For the second time in four days. The IMF has repudiated Pakistan’s allegation about interfering in topics beyond the $6.5 billion bailout package. Setting the record straight and refusing to support the ruling Pakistan Democratic Movement (PDM).
Afterward, The statement comes a day after the Election Commission of Pakistan postponed Punjab and Khyber-Pakhtunkhwa polls till October 8. ECP cited security and financial concerns for delaying elections.
Moreover, The statement also argues that Pakistan’s inability to meet its international and local constitutional duties.
“The IMF sets aggregate general government targets (aggregating across federal and provincial government levels). Within these there is fiscal space to allocate or reprioritise spending and/or raise additional revenues to ensure constitutional activities can take place as required”. Said Esther Perez.
Elections cost
Punjab and K-P elections cost the ECP Rs20.5 billion. By-elections for 93 National Assembly seats require Rs5 billion. Compared to the amended fiscal year budget of Rs11.2 trillion, the ECP needed Rs25.5 billion. 0.18% of the federal budget is needed.
The IMF resident representative clarified that Pakistan’s institutions decide the constitutionality, practicality, and timing of provincial and general elections.
To avert diesel payment default to Kuwait, the Economic Coordination Committee of the Government authorised Rs27 billion supplemental funding this week. The minister for planning introduced Rs150 billion politically-oriented youth development projects two days ago.

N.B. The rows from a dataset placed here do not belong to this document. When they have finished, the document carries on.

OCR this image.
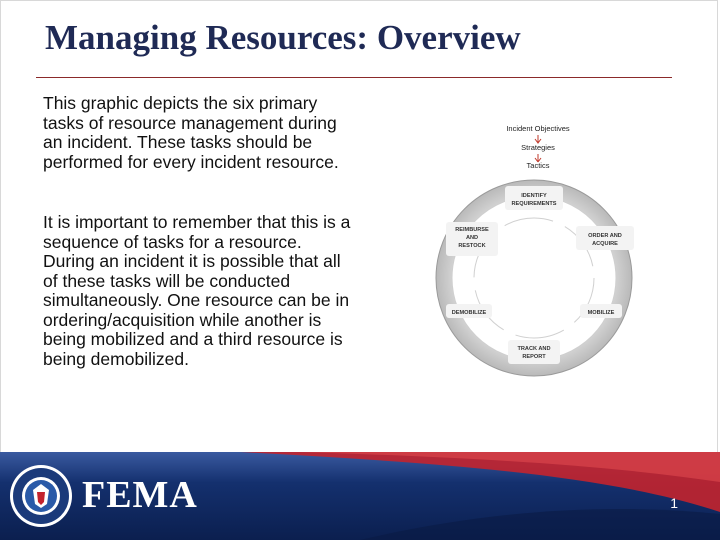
Managing Resources: Overview

This graphic depicts the six primary tasks of resource management during an incident. These tasks should be performed for every incident resource.

It is important to remember that this is a sequence of tasks for a resource. During an incident it is possible that all of these tasks will be conducted simultaneously. One resource can be in ordering/acquisition while another is being mobilized and a third resource is being demobilized.

Incident Objectives
Strategies
Tactics
IDENTIFY REQUIREMENTS
ORDER AND ACQUIRE
MOBILIZE
TRACK AND REPORT
DEMOBILIZE
REIMBURSE AND RESTOCK
FEMA	1
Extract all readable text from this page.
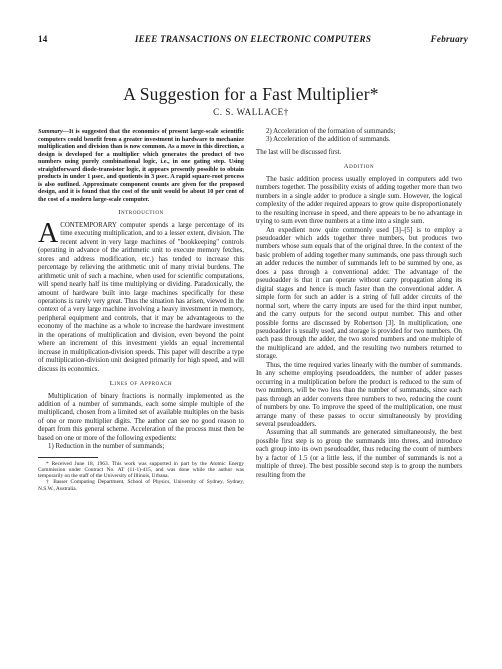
14	IEEE TRANSACTIONS ON ELECTRONIC COMPUTERS	February
A Suggestion for a Fast Multiplier*
C. S. WALLACE†
Summary—It is suggested that the economics of present large-scale scientific computers could benefit from a greater investment in hardware to mechanize multiplication and division than is now common. As a move in this direction, a design is developed for a multiplier which generates the product of two numbers using purely combinational logic, i.e., in one gating step. Using straightforward diode-transistor logic, it appears presently possible to obtain products in under 1 μsec, and quotients in 3 μsec. A rapid square-root process is also outlined. Approximate component counts are given for the proposed design, and it is found that the cost of the unit would be about 10 per cent of the cost of a modern large-scale computer.
Introduction

ACONTEMPORARY computer spends a large percentage of its time executing multiplication, and to a lesser extent, division. The recent advent in very large machines of "bookkeeping" controls (operating in advance of the arithmetic unit to execute memory fetches, stores and address modification, etc.) has tended to increase this percentage by relieving the arithmetic unit of many trivial burdens. The arithmetic unit of such a machine, when used for scientific computations, will spend nearly half its time multiplying or dividing. Paradoxically, the amount of hardware built into large machines specifically for these operations is rarely very great. Thus the situation has arisen, viewed in the context of a very large machine involving a heavy investment in memory, peripheral equipment and controls, that it may be advantageous to the economy of the machine as a whole to increase the hardware investment in the operations of multiplication and division, even beyond the point where an increment of this investment yields an equal incremental increase in multiplication-division speeds. This paper will describe a type of multiplication-division unit designed primarily for high speed, and will discuss its economics.

Lines of Approach

Multiplication of binary fractions is normally implemented as the addition of a number of summands, each some simple multiple of the multiplicand, chosen from a limited set of available multiples on the basis of one or more multiplier digits. The author can see no good reason to depart from this general scheme. Acceleration of the process must then be based on one or more of the following expedients:

1) Reduction in the number of summands;

* Received June 18, 1963. This work was supported in part by the Atomic Energy Commission under Contract No. AT (11-1)-415, and was done while the author was temporarily on the staff of the University of Illinois, Urbana.

† Basser Computing Department, School of Physics, University of Sydney, Sydney, N.S.W., Australia.

2) Acceleration of the formation of summands;

3) Acceleration of the addition of summands.

The last will be discussed first.

Addition

The basic addition process usually employed in computers add two numbers together. The possibility exists of adding together more than two numbers in a single adder to produce a single sum. However, the logical complexity of the adder required appears to grow quite disproportionately to the resulting increase in speed, and there appears to be no advantage in trying to sum even three numbers at a time into a single sum.

An expedient now quite commonly used [3]–[5] is to employ a pseudoadder which adds together three numbers, but produces two numbers whose sum equals that of the original three. In the context of the basic problem of adding together many summands, one pass through such an adder reduces the number of summands left to be summed by one, as does a pass through a conventional adder. The advantage of the pseudoadder is that it can operate without carry propagation along its digital stages and hence is much faster than the conventional adder. A simple form for such an adder is a string of full adder circuits of the normal sort, where the carry inputs are used for the third input number, and the carry outputs for the second output number. This and other possible forms are discussed by Robertson [3]. In multiplication, one pseudoadder is usually used, and storage is provided for two numbers. On each pass through the adder, the two stored numbers and one multiple of the multiplicand are added, and the resulting two numbers returned to storage.

Thus, the time required varies linearly with the number of summands. In any scheme employing pseudoadders, the number of adder passes occurring in a multiplication before the product is reduced to the sum of two numbers, will be two less than the number of summands, since each pass through an adder converts three numbers to two, reducing the count of numbers by one. To improve the speed of the multiplication, one must arrange many of these passes to occur simultaneously by providing several pseudoadders.

Assuming that all summands are generated simultaneously, the best possible first step is to group the summands into threes, and introduce each group into its own pseudoadder, thus reducing the count of numbers by a factor of 1.5 (or a little less, if the number of summands is not a multiple of three). The best possible second step is to group the numbers resulting from the
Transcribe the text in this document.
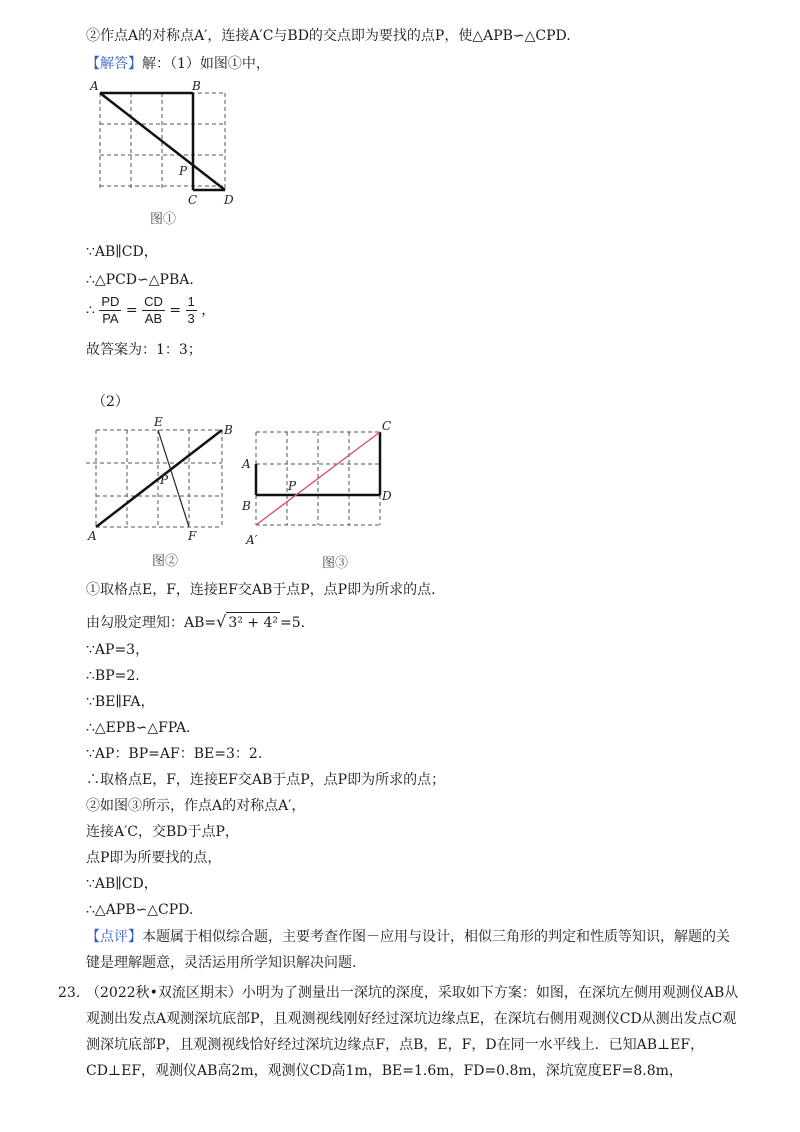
②作点A的对称点A′，连接A′C与BD的交点即为要找的点P，使△APB∽△CPD.
【解答】解：（1）如图①中，
A	B
P
C D
图①
∵AB∥CD，
∴△PCD∽△PBA.
∴ $\frac{PD}{PA} = \frac{CD}{AB} = \frac{1}{3}$ ，
故答案为：1：3；
（2）
E
B
P
A	F
图②
C
A
B
P
D
A′
图③
①取格点E，F，连接EF交AB于点P，点P即为所求的点.
由勾股定理知：AB=√ 3² + 4² =5.
∵AP=3，
∴BP=2.
∵BE∥FA，
∴△EPB∽△FPA.
∵AP：BP=AF：BE=3：2.
∴取格点E，F，连接EF交AB于点P，点P即为所求的点；
②如图③所示，作点A的对称点A′，
连接A′C，交BD于点P，
点P即为所要找的点，
∵AB∥CD，
∴△APB∽△CPD.
【点评】本题属于相似综合题，主要考查作图－应用与设计，相似三角形的判定和性质等知识，解题的关键是理解题意，灵活运用所学知识解决问题.
23. （2022秋•双流区期末）小明为了测量出一深坑的深度，采取如下方案：如图，在深坑左侧用观测仪AB从观测出发点A观测深坑底部P，且观测视线刚好经过深坑边缘点E，在深坑右侧用观测仪CD从测出发点C观测深坑底部P，且观测视线恰好经过深坑边缘点F，点B，E，F，D在同一水平线上．已知AB⊥EF，CD⊥EF，观测仪AB高2m，观测仪CD高1m，BE=1.6m，FD=0.8m，深坑宽度EF=8.8m，
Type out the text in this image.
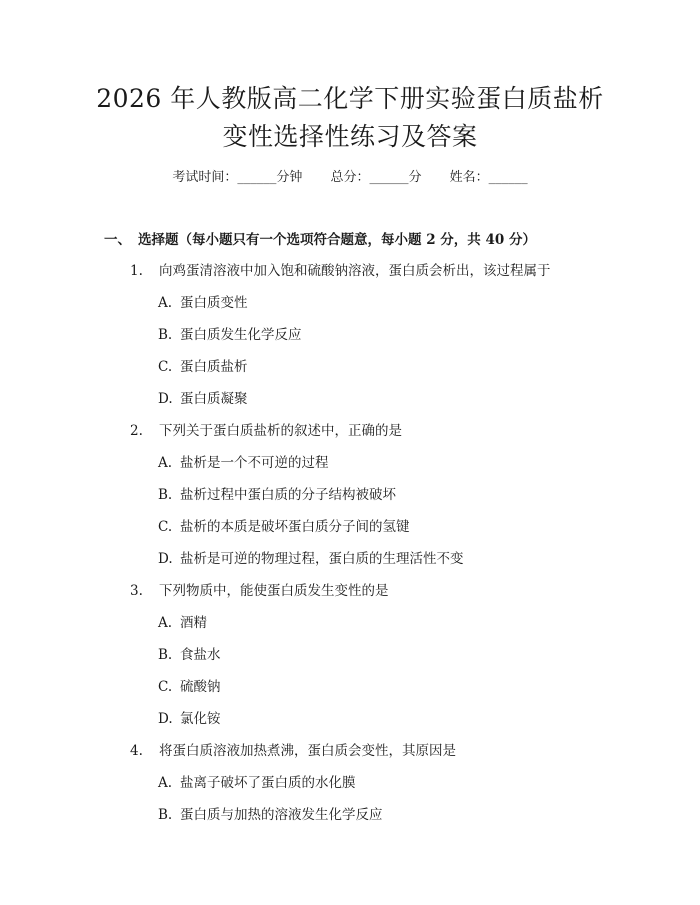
2026 年人教版高二化学下册实验蛋白质盐析
变性选择性练习及答案
考试时间：______分钟 总分：______分 姓名：______
一、 选择题（每小题只有一个选项符合题意，每小题 2 分，共 40 分）
1. 向鸡蛋清溶液中加入饱和硫酸钠溶液，蛋白质会析出，该过程属于
A. 蛋白质变性
B. 蛋白质发生化学反应
C. 蛋白质盐析
D. 蛋白质凝聚
2. 下列关于蛋白质盐析的叙述中，正确的是
A. 盐析是一个不可逆的过程
B. 盐析过程中蛋白质的分子结构被破坏
C. 盐析的本质是破坏蛋白质分子间的氢键
D. 盐析是可逆的物理过程，蛋白质的生理活性不变
3. 下列物质中，能使蛋白质发生变性的是
A. 酒精
B. 食盐水
C. 硫酸钠
D. 氯化铵
4. 将蛋白质溶液加热煮沸，蛋白质会变性，其原因是
A. 盐离子破坏了蛋白质的水化膜
B. 蛋白质与加热的溶液发生化学反应
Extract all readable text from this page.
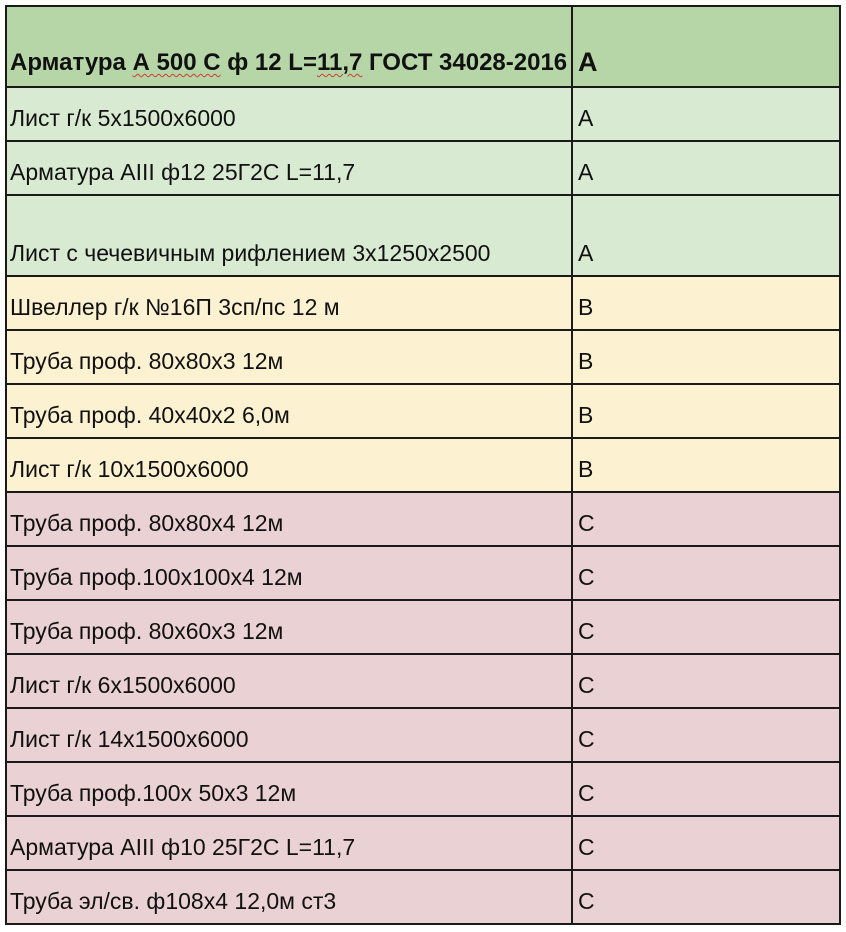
Арматура А 500 С ф 12 L=11,7 ГОСТ 34028-2016	А
Лист г/к 5х1500х6000	А
Арматура АIII ф12 25Г2С L=11,7	А
Лист с чечевичным рифлением 3х1250х2500	А
Швеллер г/к №16П 3сп/пс 12 м	В
Труба проф. 80х80х3 12м	В
Труба проф. 40х40х2 6,0м	В
Лист г/к 10х1500х6000	В
Труба проф. 80х80х4 12м	С
Труба проф.100х100х4 12м	С
Труба проф. 80х60х3 12м	С
Лист г/к 6х1500х6000	С
Лист г/к 14х1500х6000	С
Труба проф.100х 50х3 12м	С
Арматура АIII ф10 25Г2С L=11,7	С
Труба эл/св. ф108х4 12,0м ст3	С
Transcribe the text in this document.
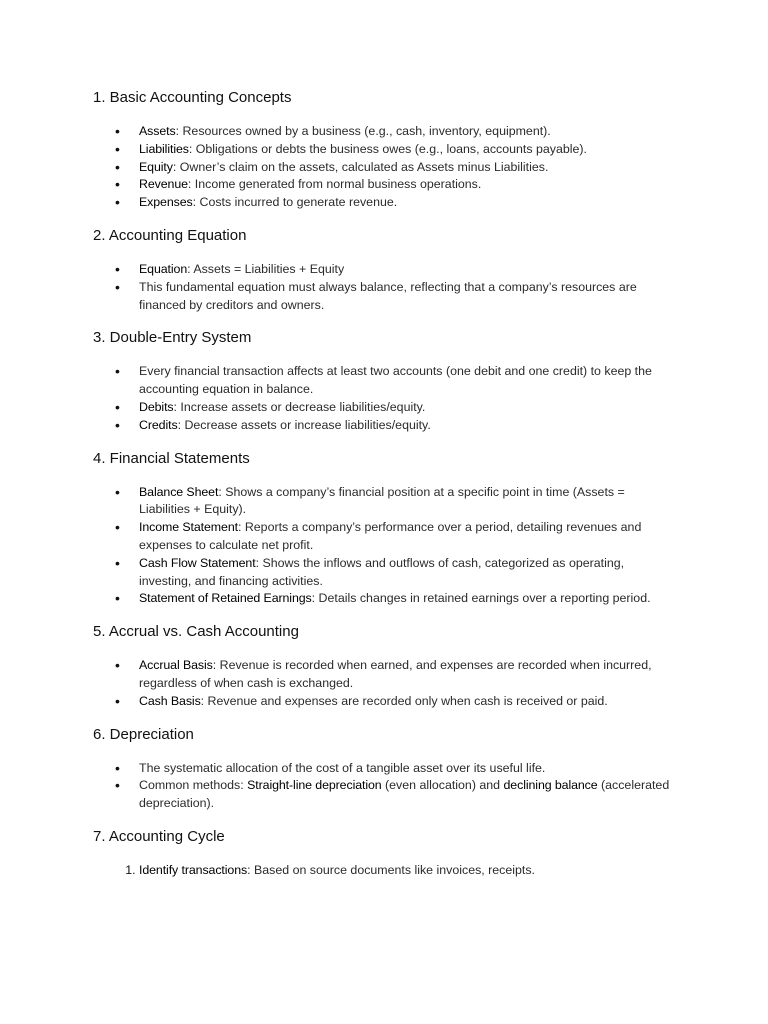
1. Basic Accounting Concepts
• Assets: Resources owned by a business (e.g., cash, inventory, equipment).
• Liabilities: Obligations or debts the business owes (e.g., loans, accounts payable).
• Equity: Owner’s claim on the assets, calculated as Assets minus Liabilities.
• Revenue: Income generated from normal business operations.
• Expenses: Costs incurred to generate revenue.
2. Accounting Equation
• Equation: Assets = Liabilities + Equity
• This fundamental equation must always balance, reflecting that a company’s resources are financed by creditors and owners.
3. Double-Entry System
• Every financial transaction affects at least two accounts (one debit and one credit) to keep the accounting equation in balance.
• Debits: Increase assets or decrease liabilities/equity.
• Credits: Decrease assets or increase liabilities/equity.
4. Financial Statements
• Balance Sheet: Shows a company’s financial position at a specific point in time (Assets = Liabilities + Equity).
• Income Statement: Reports a company’s performance over a period, detailing revenues and expenses to calculate net profit.
• Cash Flow Statement: Shows the inflows and outflows of cash, categorized as operating, investing, and financing activities.
• Statement of Retained Earnings: Details changes in retained earnings over a reporting period.
5. Accrual vs. Cash Accounting
• Accrual Basis: Revenue is recorded when earned, and expenses are recorded when incurred, regardless of when cash is exchanged.
• Cash Basis: Revenue and expenses are recorded only when cash is received or paid.
6. Depreciation
• The systematic allocation of the cost of a tangible asset over its useful life.
• Common methods: Straight-line depreciation (even allocation) and declining balance (accelerated depreciation).
7. Accounting Cycle
1. Identify transactions: Based on source documents like invoices, receipts.
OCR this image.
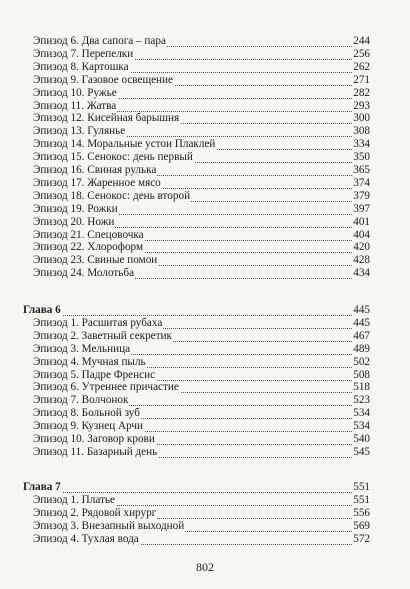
Эпизод 6. Два сапога – пара	244
Эпизод 7. Перепелки	256
Эпизод 8. Картошка	262
Эпизод 9. Газовое освещение	271
Эпизод 10. Ружье	282
Эпизод 11. Жатва	293
Эпизод 12. Кисейная барышня	300
Эпизод 13. Гулянье	308
Эпизод 14. Моральные устои Плаклей	334
Эпизод 15. Сенокос: день первый	350
Эпизод 16. Свиная рулька	365
Эпизод 17. Жаренное мясо	374
Эпизод 18. Сенокос: день второй	379
Эпизод 19. Рожки	397
Эпизод 20. Ножи	401
Эпизод 21. Спецовочка	404
Эпизод 22. Хлороформ	420
Эпизод 23. Свиные помои	428
Эпизод 24. Молотьба	434
Глава 6	445
Эпизод 1. Расшитая рубаха	445
Эпизод 2. Заветный секретик	467
Эпизод 3. Мельница	489
Эпизод 4. Мучная пыль	502
Эпизод 5. Падре Френсис	508
Эпизод 6. Утреннее причастие	518
Эпизод 7. Волчонок	523
Эпизод 8. Больной зуб	534
Эпизод 9. Кузнец Арчи	534
Эпизод 10. Заговор крови	540
Эпизод 11. Базарный день	545
Глава 7	551
Эпизод 1. Платье	551
Эпизод 2. Рядовой хирург	556
Эпизод 3. Внезапный выходной	569
Эпизод 4. Тухлая вода	572
802
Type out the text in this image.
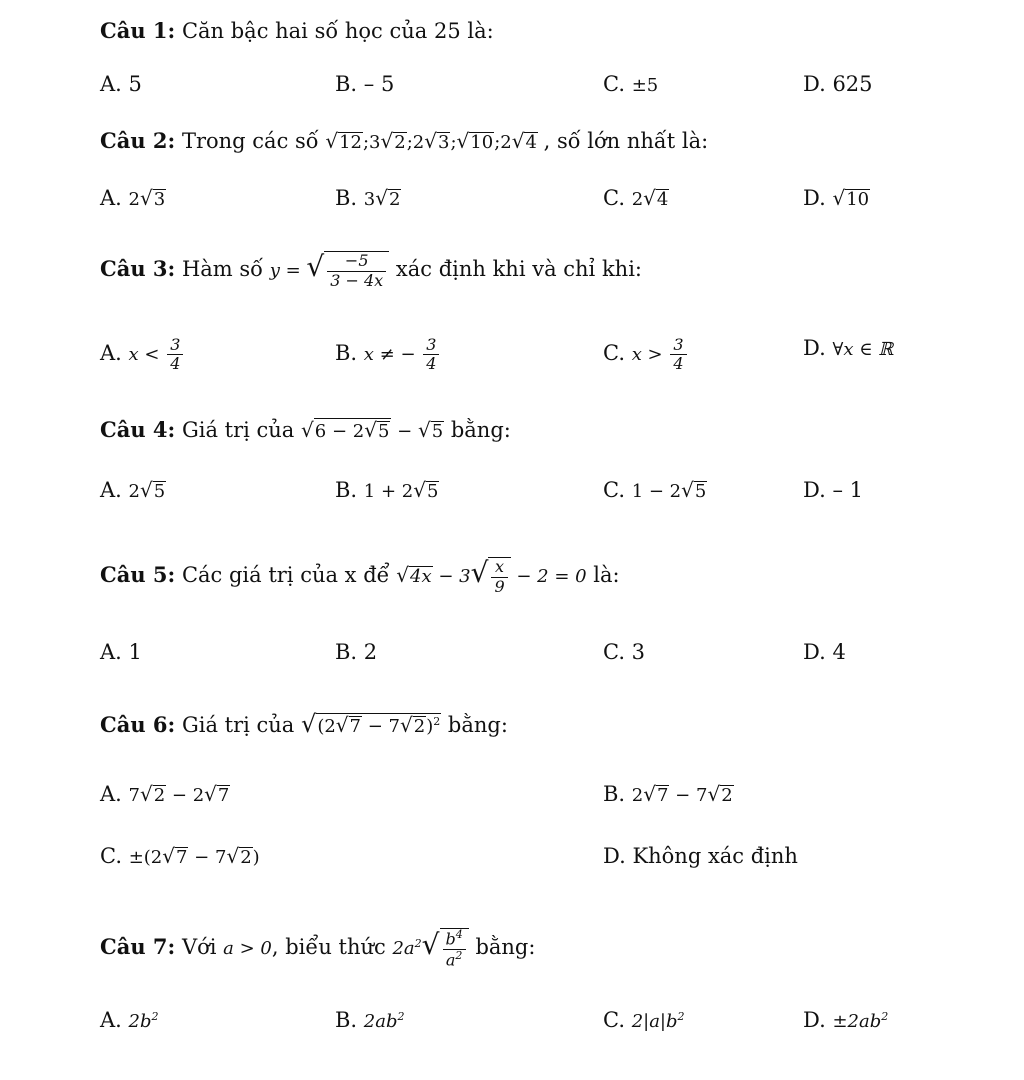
Câu 1: Căn bậc hai số học của 25 là:
A. 5	B. – 5	C. ±5	D. 625
Câu 2: Trong các số √12;3√2;2√3;√10;2√4 , số lớn nhất là:
A. 2√3	B. 3√2	C. 2√4	D. √10
Câu 3: Hàm số y = √ $\frac{-5}{3 - 4x}$ xác định khi và chỉ khi:
A. $x < \frac{3}{4}$	B. x ≠ − $\frac{3}{4}$	C. $x > \frac{3}{4}$	D. ∀x ∈ ℝ
Câu 4: Giá trị của √6 − 2√5 − √5 bằng:
A. 2√5	B. 1 + 2√5	C. 1 − 2√5	D. – 1
Câu 5: Các giá trị của x để $√4x - 3√ \frac{x}{9} - 2 = 0$ là:
A. 1	B. 2	C. 3	D. 4
Câu 6: Giá trị của $√(2√7 - 7√2)^2$ bằng:
A. 7√2 − 2√7	B. 2√7 − 7√2
C. ±(2√7 − 7√2)	D. Không xác định
Câu 7: Với a > 0, biểu thức $2a^2√ \frac{b^4}{a^2}$ bằng:
A. $2b^2$	B. $2ab^2$	C. $2|a|b^2$	D. $\pm 2ab^2$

Afterward, The ECP quoted the federal secretary finance in its elections postponement order.
“Secretary Finance while briefing the Commission stated that due to the paucity of funds and financial crunch, the country is facing an unprecedented economic crisis and it was under compulsion by IMF programme which has set targets for fiscal discipline and deficit, and it would be difficult for Government to release funds now for general elections to the provincial assemblies of Punjab, Khyber-Pakhtunkhwa and later for General Elections to National Assem.
The ECP added that the federal government has stated that due to the country’s dire economic position, it will be difficult to fund the elections and staggered polls.
Segregated elections cost Rs9.3 billion.
The federal cabinet updated the budget forecasts to Rs11.2 trillion last month, up 17% from eight months earlier.
Provincial surpluses reduced down to Rs559 billion from Rs750 billion in the budget. Hence, the estimated deficit is Rs5.7 trillion, or 6.8% of GDP.
The major deficit objective for the government’s programme is Rs465 billion, or 0.5% of GDP, up from Rs153 billion.
This month, Prime Minister Shehbaz Sharif offered Rs73 billion free wheat flour programmes in two provinces where constitutional elections are delayed.
Afterward, These provincially supported schemes cost roughly three times more than having elections in two provinces.
The Rs73 billion wheat flour subsidy may jeopardise the newly negotiated fiscal framework with the IMF, which demands Rs559 billion provincial cash surpluses. K-P notified the prime minister that it did not have Rs19 billion to support the free wheat flour scheme, sources added. 5.7 million province families will receive free wheat flour.
Moreover, The IMF has rejected Pakistan’s coalition government twice in four days. “I want to be categoric that there is absolutely no truth to this or any insinuated link between the past and the current IMF-supported programmes and decision by Pakistani government over its nuclear programme,” said Esther Perez.
Moreover, According to the IMF’s country chief, programme discussions had exclusively focused on economic solutions to fix Pakistan’s economic and balance of payments difficulties.
Pakistan and the IMF remain stalled owing to non-fulfillment of $6 billion additional loans and interest rate hike conditions.